Officials praise the progress spurred by the 2014 study

    The comprehensive housing study for Crookston completed in 2014 is going to be infused with some fresh data and recommendations.

    The Crookston Housing and Economic Development Authority paid $14,000 for the study, which was based off a housing snapshot of Crookston in 2013. The updated study, to be completed by the same firm that conducted the initial study, Community Partners, will cost CHEDA $8,900.

    “In (the time since the previous study was done), we’ve done a lot of stuff in the field of housing, but we’re still short in a couple areas,” CHEDA Executive Director Craig Hoiseth says. “This study drives investment, and if it doesn’t reflect the situation squarely, investors in the community might pull back a little bit.”

    Since the previous study’s completion in 2014, a new market-rate apartment complex has been constructed and is now fully occupied, and “workforce housing” in the form of the 30-unit Agassiz Townhomes development on North Broadway has been approved and groundbreaking is pending. Homes have been built and sold in Crookston’s northeast corner as well, mostly along Barrette Street and Eickhof Boulevard. Apartment renovations on the upper floors of downtown buildings continue as well.

    Hoiseth says the updated study will likely show that Crookston is “very short” on housing for those 55 and older making the transition into retired life.

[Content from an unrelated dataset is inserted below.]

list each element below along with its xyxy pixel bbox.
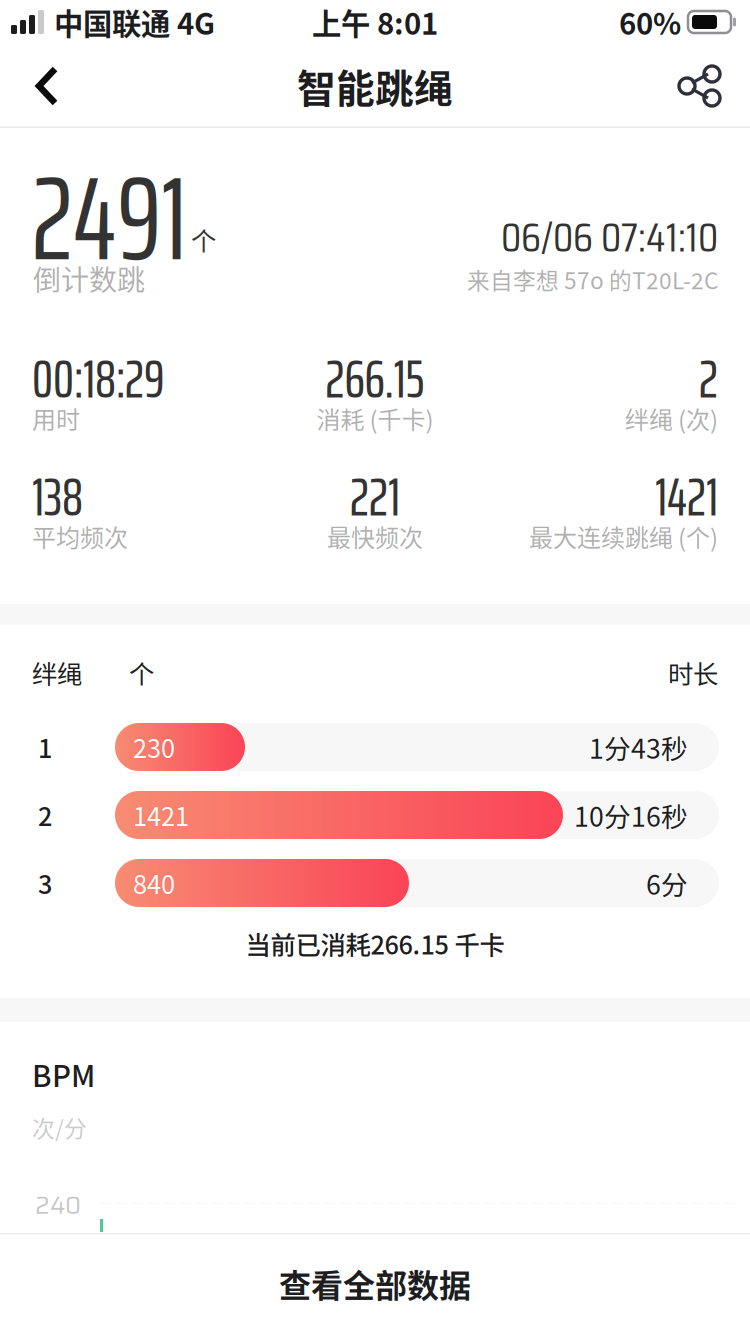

    “The current study was very instrumental in some of the things that have happened,” says City Administrator Shannon Stassen. “An update will be very valuable; the community is 3 1/2 years older, so likely the 55 and over need has only increased since 2013.”

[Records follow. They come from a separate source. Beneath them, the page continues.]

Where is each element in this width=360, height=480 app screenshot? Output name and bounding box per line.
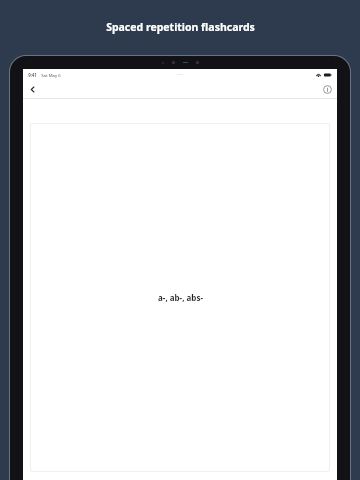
staticText: 9:41: [28, 72, 37, 78]
staticText: Spaced repetition flashcards: [106, 20, 255, 34]
staticText: • • •: [177, 72, 183, 77]
button[interactable]: a-, ab-, abs-: [30, 123, 330, 472]
staticText: a-, ab-, abs-: [158, 292, 203, 303]
staticText: Sat May 6: [41, 72, 61, 78]
button[interactable]: Info: [320, 82, 335, 97]
button[interactable]: Back: [25, 82, 40, 97]
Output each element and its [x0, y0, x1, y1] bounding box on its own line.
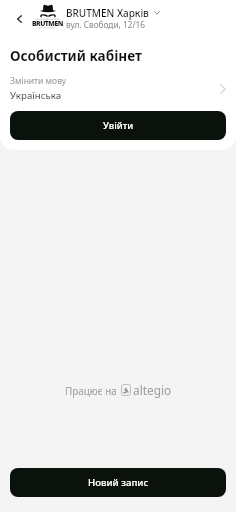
- button[interactable]: Змінити мову: [0, 72, 236, 104]
- staticText: Українська: [10, 89, 62, 102]
- staticText: BRUTMEN: [32, 19, 63, 28]
- button[interactable]: Back: [5, 5, 33, 33]
- staticText: Змінити мову: [10, 75, 67, 87]
- staticText: BRUTMEN Харків: [66, 6, 149, 20]
- staticText: Особистий кабінет: [10, 46, 142, 65]
- staticText: вул. Свободи, 12/16: [66, 19, 146, 30]
- staticText: altegio: [133, 382, 172, 398]
- staticText: Новий запис: [88, 476, 149, 489]
- staticText: Увійти: [103, 119, 134, 132]
- button[interactable]: Увійти: [10, 111, 226, 140]
- button[interactable]: Новий запис: [10, 468, 226, 497]
- button[interactable]: Change branch: [151, 7, 163, 19]
- staticText: Працює на: [65, 384, 117, 397]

    “These studies, if you wait 10 years to revisit them, pretty much everything is invalid,” Hoiseth said. “We’re doing a lot of good things, but we don’t want to lose sight of what the target is. You don’t grow a community if you don’t have available housing.”

    Community Partners will be represented at a CHEDA Board of Directors meeting in the fall to find out exactly what CHEDA hopes to get out of the updated study.

    “We’re not trying to push the market or anything, but we need some vacancy signs out there,” Hoiseth added.